Where you have birds in which the female is more colourful and bigger than the males, however, there are more females than males in the collections.
On the surface, a slight bias towards males in museum collections might not seem like much of an issue. But there are many aspects of a species' biology and behaviour that are affected by an animal's biological sex.
At a basic level, if a study is looking at the taxonomy of a species and there are significant differences between males and females in their morphology, any bias towards the males could result in it being difficult to identify females down to species levels, as females are underrepresented in collections.
These biases can go even deeper. For example, males can be more susceptible to parasites as testosterone inhibits the immune system. Where collections are sex-biased, research looking into infection and immunity within a species could be skewed.

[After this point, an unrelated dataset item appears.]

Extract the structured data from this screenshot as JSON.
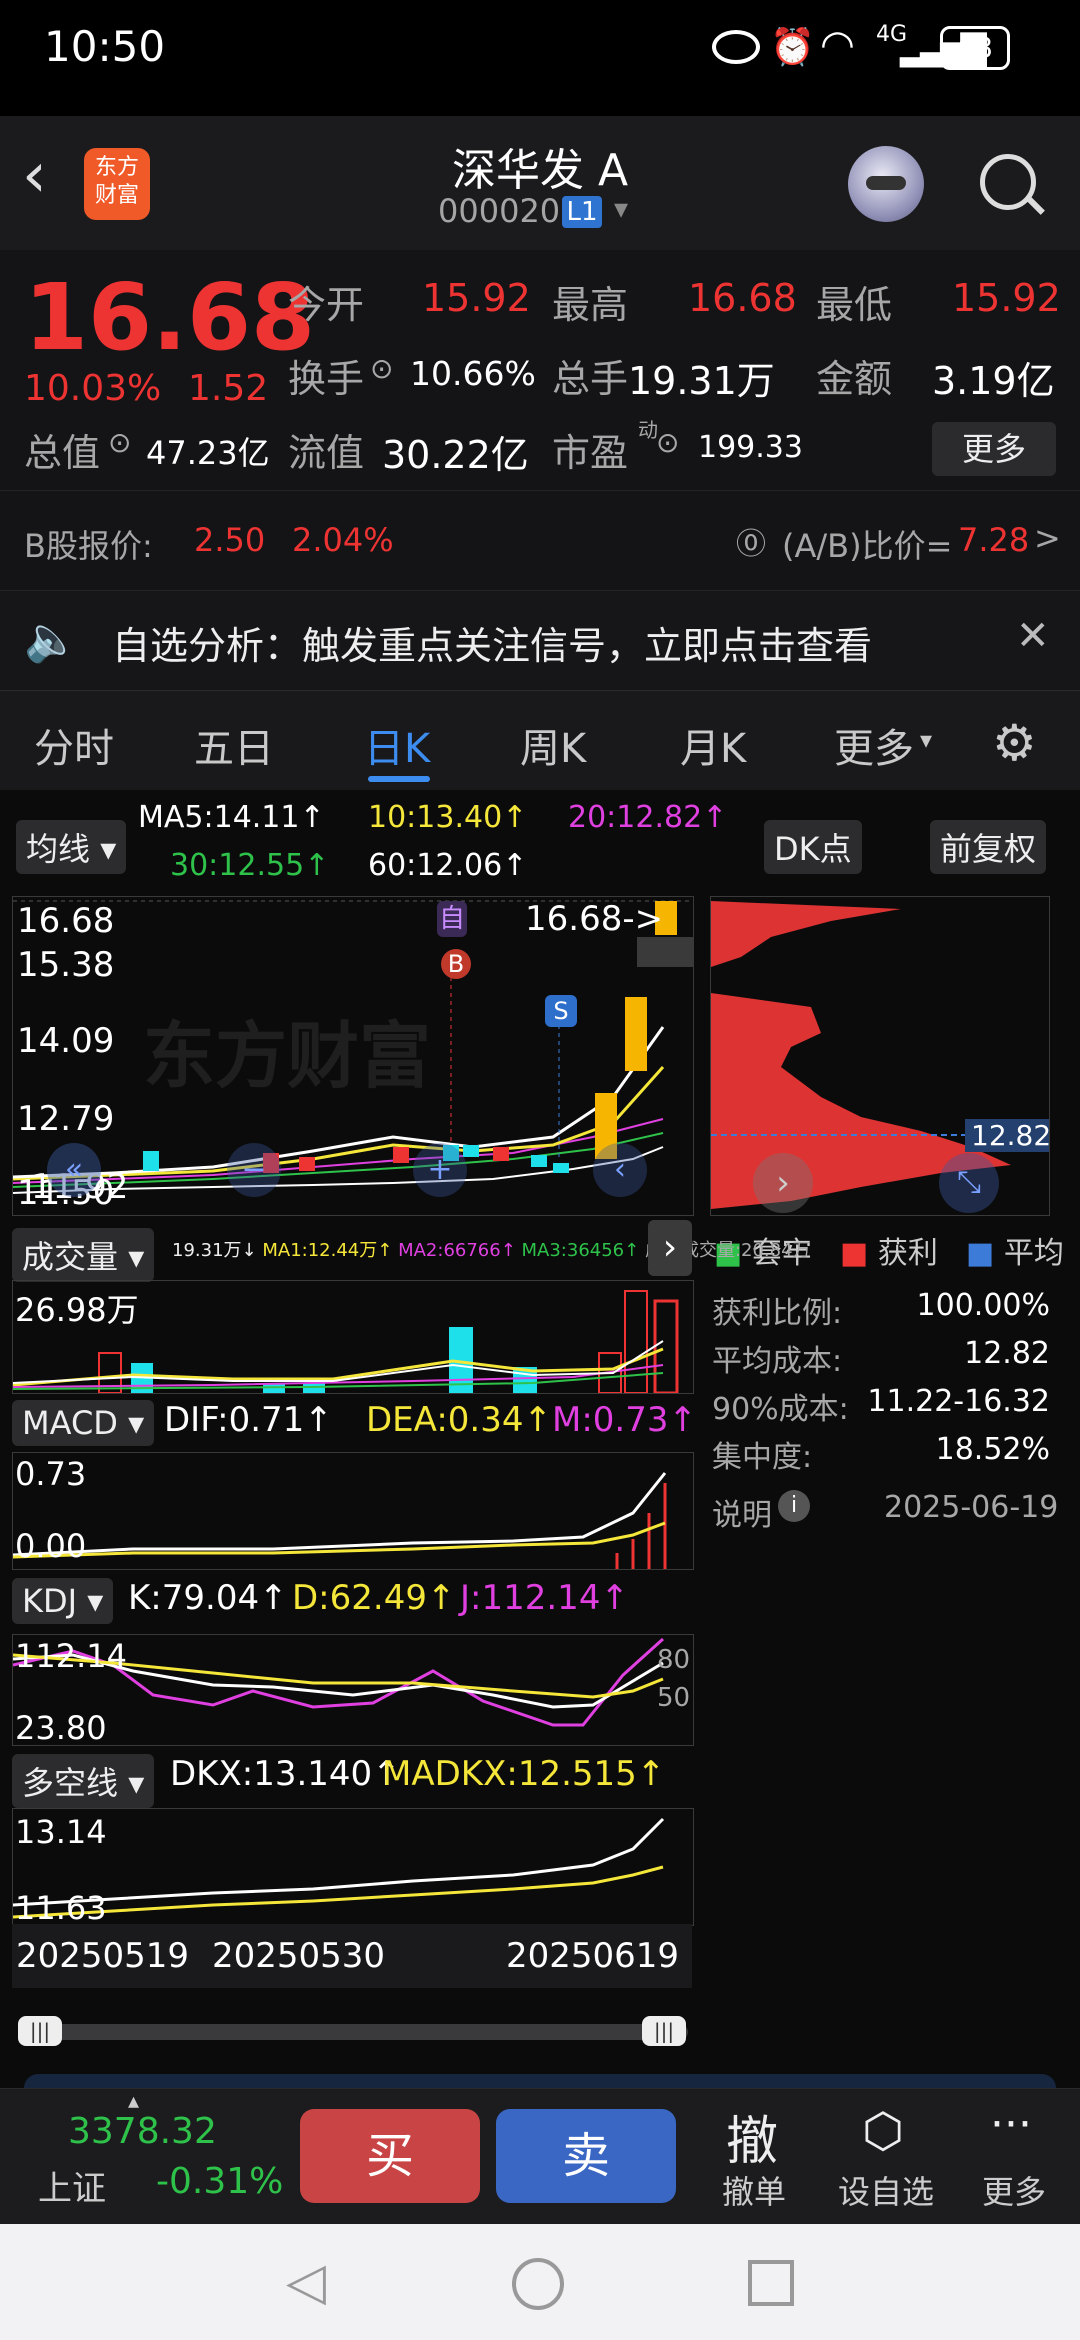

As research is advancing into more technical analyses, these biases can cause significant differences. Stable isotope ecology can use the chemicals found in tissue to figure out where an animal may have been living or migrating based on what they were eating during their lifetime. But some species may have sex-segregated diets, meaning that you cannot draw inferences about a species in general if the underlying data is overrepresented by one sex.
'You'd like to hope that visiting researchers would come to the Museum and are selecting specimens with a mind to getting an equal number of males and females,' says Natalie.
'But often when people are doing big studies, they might not even consider the sex. They are more interested in getting as many species represented as possible, or in some cases they might not have a choice due to a limited number of specimens for some species that are available in the first place.'
In these situations, researchers simply need to be aware of the skews and build them into their analyses. This is something that is being seen more and more in science, from how crash test dummies have typically been based on the male body to how bulletproof jackets have been designed for men.
One of the most striking biases is seen when looking at type specimens. These are the individual specimens on which a species description is made, and so seen as a typical example of that particular species.
Of these, only 25% of bird and 39% of mammal type specimens were found to be female.
'This bias was found to be way more extreme,' says Natalie, 'but it is also funny because there is a way of fixing it and people don't seem to have bothered to take that option.
'You can have these things called paratypes, which are specimens collected at the same time as the type but will represent other parts of the species diversity. It would seem obvious to me to take an opposite-sex paratype, but people don't seem to be doing that.'
Natalie and her colleagues expected that there would be significant sex biases in the early 1800s as trophy hunters went out and selected the biggest and fiercest males, but the team assumed that it would get better over time. It didn't.
'It's exactly the same,' says Natalie. 'It's the most beautiful flat correlation that I've ever seen. It's glorious.'
Museums as whole, it turns out, are simply really bad at recording the sex of specimens in their collections. Of the two million that were looked at for this study almost half were unsexed, even in species where the sex is obvious. So one of the most basic things that could be done is to actually record the sex of an individual in the first place.